Important note: Information in this article was accurate in 2001. The state of the art may have changed since the publication date.
PRNewswire - December 17, 2001
Achillion's presentation summarized the results of its Phase 1 study of ACH-126,443 (beta-L-Fd4C), an L-nucleoside analog with potent in vitro activity against both chronic hepatitis B (HBV) and human immunodeficiency virus (HIV). In the trial, six dose levels of ACH-126,443 were evaluated in healthy volunteers. Pharmacokinetic data, also known as drug blood level data, collected from the study demonstrated ideal absorption of the compound into the bloodstream, and the ability of the drug candidate to be dosed once daily.
"The blood concentrations achieved in this single dose administration of ACH-126,443 exceeded the quantities required in pre-clinical studies to suppress wild-type and 3TC-resistant HBV infection, two of the most common forms of hepatitis B virus," said William G. Rice, Achillion's CEO. "We are currently evaluating the compound in a Phase 1b/2 study in patients with chronic HBV infection, and we are aggressively advancing this drug candidate into additional clinical studies."
"The pharmacokinetic data on ACH-126,443 obtained from this study show that it can be given once daily, and the data provide key information to help identify the efficacious dose in later phase 2 studies," commented Lisa Dunkle, MD, Achillion's Senior Vice President of Drug Development. "Our on-going study in HBV infected patients will provide us with additional data to determine optimal dosing to support additional clinical trials in patients infected with HIV as well as HBV."
Achillion is a privately held pharmaceutical company dedicated to addressing the emerging issue of drug resistance in infectious diseases. The Company focuses on the discovery, development and commercialization of innovative small molecule anti-infective agents, with a particular emphasis on antiviral drugs to treat diseases caused by human immunodeficiency virus (HIV), hepatitis B and C viruses (HBV and HCV) and herpes viruses. Achillion's drug development pipeline is led by ACH-126,443 (beta-L-Fd4C), which is currently in Phase 1b/2 clinical trials in chronic hepatitis B patients. Achillion's drug discovery expertise embodies both a conventional medicinal chemistry approach directed at classic anti-infective molecular targets, and its novel Zinc Finger Targeting (ZFT) drug discovery technology focusing on novel proteins containing zinc finger motifs.
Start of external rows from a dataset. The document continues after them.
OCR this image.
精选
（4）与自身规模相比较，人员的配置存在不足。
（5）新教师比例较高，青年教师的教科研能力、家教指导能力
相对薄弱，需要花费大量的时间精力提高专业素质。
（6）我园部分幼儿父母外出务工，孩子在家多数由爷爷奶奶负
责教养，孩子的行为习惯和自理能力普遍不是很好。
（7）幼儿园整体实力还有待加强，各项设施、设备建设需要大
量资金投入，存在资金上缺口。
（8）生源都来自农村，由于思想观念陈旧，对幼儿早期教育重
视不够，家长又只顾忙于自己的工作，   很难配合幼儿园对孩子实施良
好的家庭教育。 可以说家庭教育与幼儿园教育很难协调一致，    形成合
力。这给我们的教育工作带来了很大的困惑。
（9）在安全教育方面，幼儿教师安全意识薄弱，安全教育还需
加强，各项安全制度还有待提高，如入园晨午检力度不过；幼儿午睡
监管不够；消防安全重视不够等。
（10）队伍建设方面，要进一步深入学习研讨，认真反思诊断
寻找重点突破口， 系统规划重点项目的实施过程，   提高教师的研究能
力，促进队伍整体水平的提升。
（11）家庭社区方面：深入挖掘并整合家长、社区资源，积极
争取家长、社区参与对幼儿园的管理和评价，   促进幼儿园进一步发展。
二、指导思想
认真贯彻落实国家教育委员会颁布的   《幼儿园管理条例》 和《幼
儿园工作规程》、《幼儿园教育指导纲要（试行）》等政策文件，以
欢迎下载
This news release contains certain forward-looking statements that involve risks and uncertainties. Such statements are only predictions and the company's actual results may differ materially from those anticipated in these forward-looking statements. Factors that may cause such differences include the risk that products that appeared promising in early research and clinical trials do not demonstrate safety or efficacy in larger-scale clinical trials and the risk that the company will not obtain approval to market its products.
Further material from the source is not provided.